Catholics believe that the bread and wine offered by Christ at the Last Supper literally became his body and blood - and that this same miracle is repeated by priests at every Mass since. Hence the name of today’s festivity – "Corpus Christi" Sunday or "Body of Christ" Sunday. 

“From the Eucharist,” observed the Pope, “the Risen Christ is truly present among his disciples and working with the power of the Holy Spirit. And in the following generations through the centuries, the Church, despite the limitations and human errors, has continued to be a force for communion throughout the world.”

The Catechism of the Catholic Church describes the Eucharist as the “source and summit” of Christian life. As the Pope bluntly put it today, “without the Eucharist, the Church simply does not exist.”

The Pope noted this belief in the centrality of the Eucharist has manifested itself throughout the history of the Church, beginning with the earliest Christian communities in Jerusalem who shared all possessions in common.

“From what came all this? From the Eucharist that is the Risen Christ, truly present among his disciples and working with the power of the Holy Spirit,” the Pope said. 

He then drew upon the example of the fourth century Abitene martyrs from North Africa who chose to die rather than deprive themselves of Sunday Mass in the face of Roman persecution.

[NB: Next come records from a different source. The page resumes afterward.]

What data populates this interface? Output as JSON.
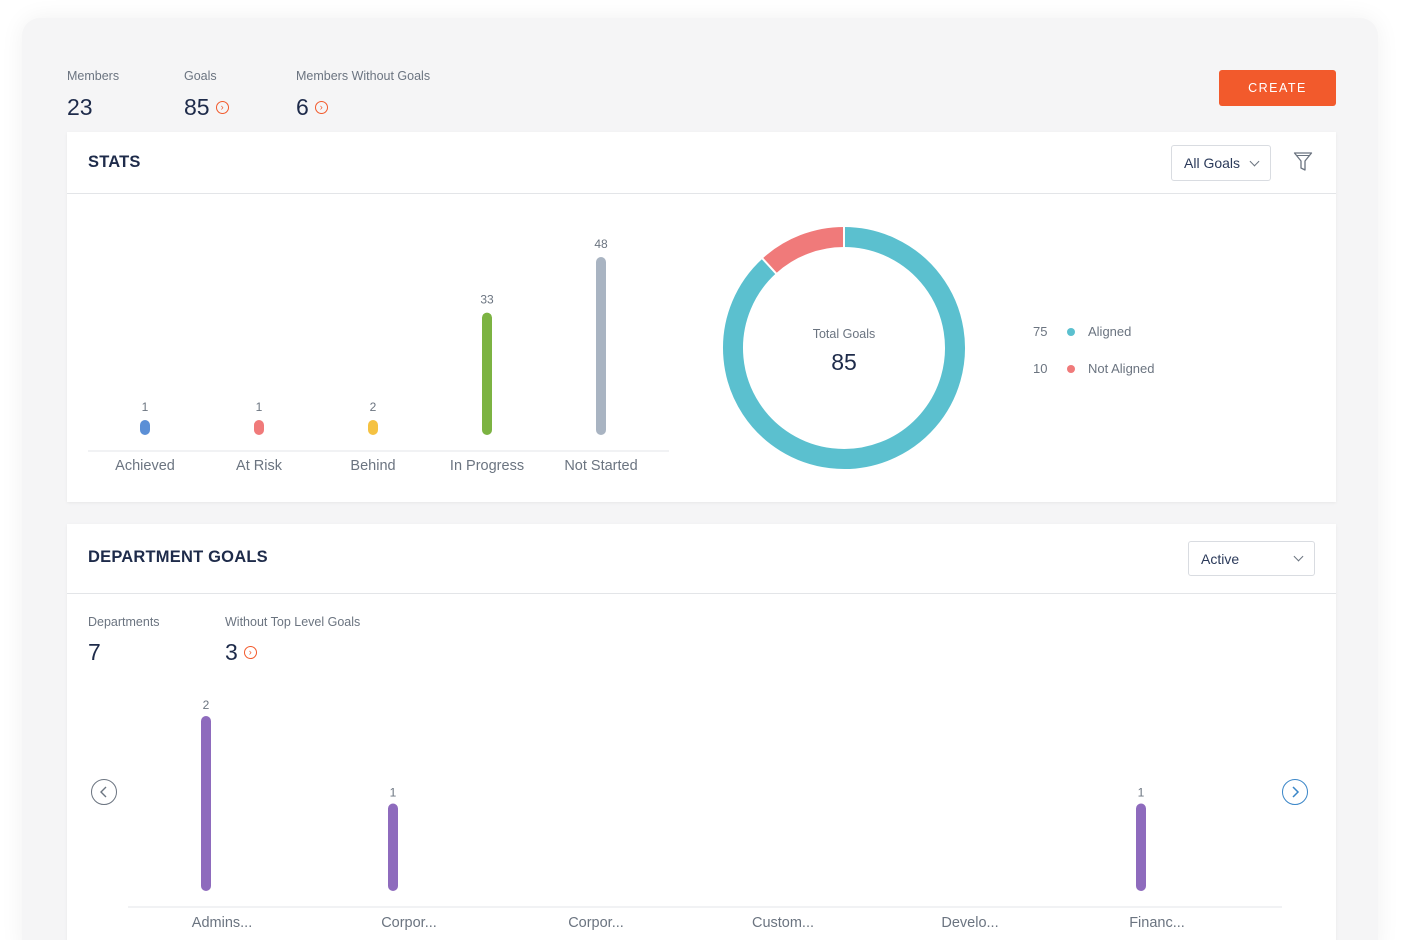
{
  "summary": {
    "members_label": "Members",
    "members_value": "23",
    "goals_label": "Goals",
    "goals_value": "85",
    "without_goals_label": "Members Without Goals",
    "without_goals_value": "6",
    "create_label": "CREATE"
  },
  "stats": {
    "title": "STATS",
    "filter_select": "All Goals",
    "donut_label": "Total Goals",
    "donut_value": "85"
  },
  "department": {
    "title": "DEPARTMENT GOALS",
    "status_select": "Active",
    "departments_label": "Departments",
    "departments_value": "7",
    "without_top_label": "Without Top Level Goals",
    "without_top_value": "3"
  },
  "colors": {
    "accent": "#f25a2c",
    "achieved": "#5b8fd6",
    "at_risk": "#f07a7a",
    "behind": "#f5c242",
    "in_progress": "#7cb342",
    "not_started": "#a9b4c2",
    "aligned": "#5bc0cf",
    "not_aligned": "#f07a7a",
    "department_bar": "#8e6bbd",
    "nav_active": "#3a86c8"
  },
  "chart_data": [
    {
      "type": "bar",
      "categories": [
        "Achieved",
        "At Risk",
        "Behind",
        "In Progress",
        "Not Started"
      ],
      "values": [
        1,
        1,
        2,
        33,
        48
      ],
      "title": "",
      "xlabel": "",
      "ylabel": "",
      "ylim": [
        0,
        48
      ]
    },
    {
      "type": "pie",
      "categories": [
        "Aligned",
        "Not Aligned"
      ],
      "values": [
        75,
        10
      ],
      "title": "Total Goals"
    },
    {
      "type": "bar",
      "categories": [
        "Admins...",
        "Corpor...",
        "Corpor...",
        "Custom...",
        "Develo...",
        "Financ..."
      ],
      "values": [
        2,
        1,
        0,
        0,
        0,
        1
      ],
      "title": "",
      "xlabel": "",
      "ylabel": "",
      "ylim": [
        0,
        2
      ]
    }
  ]
}
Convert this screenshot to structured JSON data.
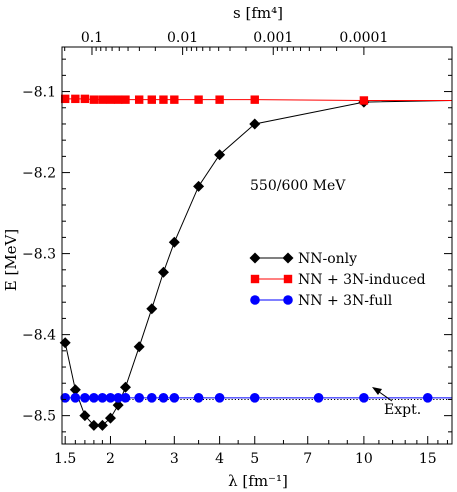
{
  "chart_data": {
    "type": "line",
    "xlabel": "λ [fm⁻¹]",
    "ylabel": "E  [MeV]",
    "x2label": "s [fm⁴]",
    "x_scale": "log",
    "xlim": [
      1.47,
      17.5
    ],
    "ylim": [
      -8.535,
      -8.045
    ],
    "x_ticks": [
      {
        "value": 1.5,
        "label": "1.5"
      },
      {
        "value": 2,
        "label": "2"
      },
      {
        "value": 3,
        "label": "3"
      },
      {
        "value": 4,
        "label": "4"
      },
      {
        "value": 5,
        "label": "5"
      },
      {
        "value": 7,
        "label": "7"
      },
      {
        "value": 10,
        "label": "10"
      },
      {
        "value": 15,
        "label": "15"
      }
    ],
    "y_ticks": [
      {
        "value": -8.1,
        "label": "-8.1"
      },
      {
        "value": -8.2,
        "label": "-8.2"
      },
      {
        "value": -8.3,
        "label": "-8.3"
      },
      {
        "value": -8.4,
        "label": "-8.4"
      },
      {
        "value": -8.5,
        "label": "-8.5"
      }
    ],
    "top_ticks": [
      {
        "value": 0.1,
        "label": "0.1"
      },
      {
        "value": 0.01,
        "label": "0.01"
      },
      {
        "value": 0.001,
        "label": "0.001"
      },
      {
        "value": 0.0001,
        "label": "0.0001"
      }
    ],
    "series": [
      {
        "name": "NN-only",
        "color": "#000000",
        "marker": "diamond",
        "x": [
          1.5,
          1.6,
          1.7,
          1.8,
          1.9,
          2.0,
          2.1,
          2.2,
          2.4,
          2.6,
          2.8,
          3.0,
          3.5,
          4.0,
          5.0,
          10.0,
          17.5
        ],
        "y": [
          -8.41,
          -8.468,
          -8.5,
          -8.512,
          -8.512,
          -8.503,
          -8.487,
          -8.465,
          -8.415,
          -8.368,
          -8.323,
          -8.286,
          -8.217,
          -8.178,
          -8.14,
          -8.113,
          -8.111
        ]
      },
      {
        "name": "NN + 3N-induced",
        "color": "#ff0000",
        "marker": "square",
        "x": [
          1.5,
          1.6,
          1.7,
          1.8,
          1.9,
          2.0,
          2.1,
          2.2,
          2.4,
          2.6,
          2.8,
          3.0,
          3.5,
          4.0,
          5.0,
          10.0,
          17.5
        ],
        "y": [
          -8.109,
          -8.109,
          -8.109,
          -8.11,
          -8.11,
          -8.11,
          -8.11,
          -8.11,
          -8.11,
          -8.11,
          -8.11,
          -8.11,
          -8.11,
          -8.11,
          -8.11,
          -8.111,
          -8.111
        ]
      },
      {
        "name": "NN + 3N-full",
        "color": "#0000ff",
        "marker": "circle",
        "x": [
          1.5,
          1.6,
          1.7,
          1.8,
          1.9,
          2.0,
          2.1,
          2.2,
          2.4,
          2.6,
          2.8,
          3.0,
          3.5,
          4.0,
          5.0,
          7.5,
          10.0,
          15.0,
          17.5
        ],
        "y": [
          -8.478,
          -8.478,
          -8.478,
          -8.478,
          -8.478,
          -8.478,
          -8.478,
          -8.478,
          -8.478,
          -8.478,
          -8.478,
          -8.478,
          -8.478,
          -8.478,
          -8.478,
          -8.478,
          -8.478,
          -8.478,
          -8.478
        ]
      }
    ],
    "expt": {
      "value": -8.48,
      "label": "Expt."
    },
    "annotation": "550/600 MeV",
    "legend": {
      "position": "center-right"
    },
    "grid": false
  }
}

They proclaimed “Sine Dominico non possumus - without the ‘Dominicum’ - without the Sunday Eucharist, we cannot live.” 

Pope Benedict concluded by urging all pilgrims to turn to the Virgin Mary, the mother of Jesus, who was described by Pope John Paul II as the “Woman of the Eucharist.”
 
“At her school, our lives become fully ‘Eucharistic,’ open to God and others, capable of transforming evil into good with the power of love, striving to promote unity, fellowship, brotherhood.”